Demonstrate noise in function evaluation:
objfun(x0) = [-4.4776183   2.20880346]
objfun(x0) = [-4.44306447  2.24929965]
objfun(x0) = [-4.48217255  2.17849989]
objfun(x0) = [-4.44180389  2.19667014]
objfun(x0) = [-4.39545837  2.20903317]

****** DFBGN Results ******
Solution xmin = [ 1.          0.99999994]
Residual vector = [ -6.31017296e-07   5.73947373e-10]
Objective value f(xmin) = 3.981831569e-13
Needed 82 objective evaluations
No approximate Jacobian available
Exit flag = 0
Success: Objective is sufficiently small
****************************


** SciPy results **
Solution xmin = [-1.19999679  1.00000624]
Objective value f(xmin) = 23.47462704
Needed 8 objective evaluations
Exit flag = 3
`xtol` termination condition is satisfied.

DFBGN is able to find the solution with 10 more function evaluations as in the noise-free case.
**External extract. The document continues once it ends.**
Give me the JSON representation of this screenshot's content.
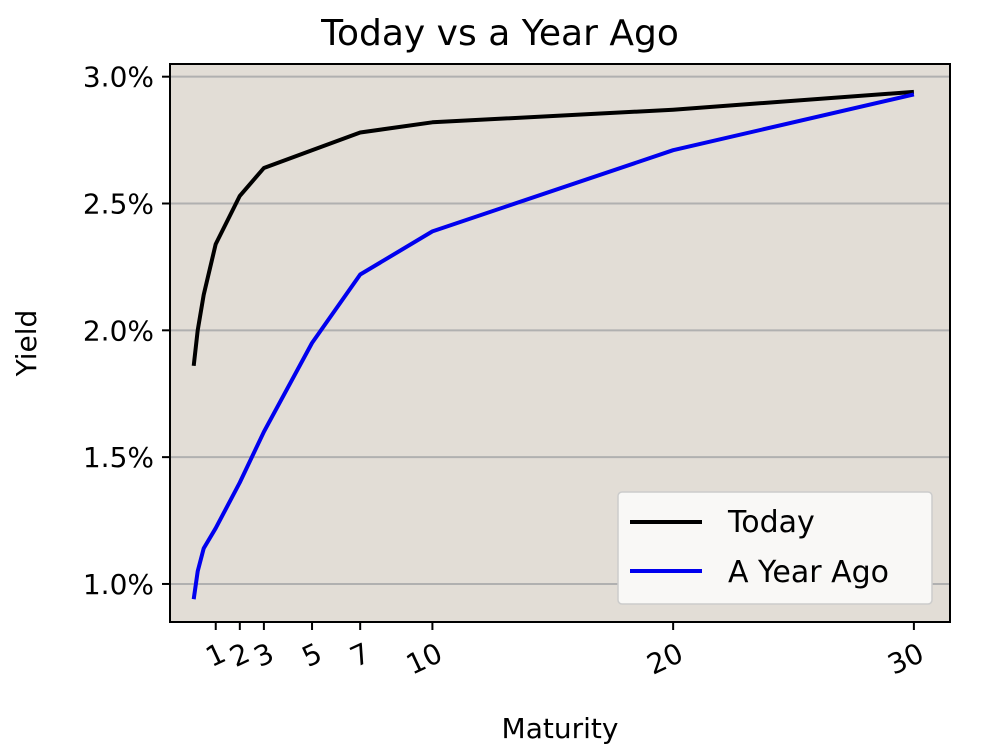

However SciPy’s derivative-based solver, which has no trouble solving the noise-free problem, is unable to make any progress.

Example: Solving a Nonlinear System of Equations¶

Lastly, we give an example of using DFBGN to solve a nonlinear system of equations (taken from here). We wish to solve the following set of equations

\[\begin{split}x_1 + x_2 - x_1 x_2 + 2 &= 0, \\ x_1 \exp(-x_2) - 1 &= 0.\end{split}\]

The code for this is:

# DFBGN example: Solving a nonlinear system of equations
# Originally from:
# http://support.sas.com/documentation/cdl/en/imlug/66112/HTML/default/viewer.htm#imlug_genstatexpls_sect004.htm

from __future__ import print_function
from math import exp
import numpy as np
import dfbgn

# Want to solve:
#   x1 + x2 - x1*x2 + 2 = 0
#   x1 * exp(-x2) - 1   = 0
def nonlinear_system(x):
    return np.array([x[0] + x[1] - x[0]*x[1] + 2,
                     x[0] * exp(-x[1]) - 1.0])

# Warning: if there are multiple solutions, which one
#          DFBGN returns will likely depend on x0!
x0 = np.array([0.1, -2.0])

# DFBGN is a randomized algorithm - set random seed for reproducibility
np.random.seed(0)

# Call DFBGN
soln = dfbgn.solve(nonlinear_system, x0, fixed_block=2)

# Display output
print(soln)

The output of this is

****** DFBGN Results ******
Solution xmin = [ 0.09777311 -2.32510592]
Residual vector = [  2.38996951e-08   2.23316848e-07]
Objective value f(xmin) = 5.044160988e-14
Needed 18 objective evaluations
No approximate Jacobian available
Exit flag = 0
Success: Objective is sufficiently small
****************************

Here, we see that both entries of the residual vector are very small, so both equations have been solved to high accuracy.

References¶

CR2021: Coralia Cartis and Lindon Roberts, Scalable Subspace Methods for Derivative-Free Nonlinear Least-Squares Optimization, arXiv preprint arXiv:2102.12016, (2021).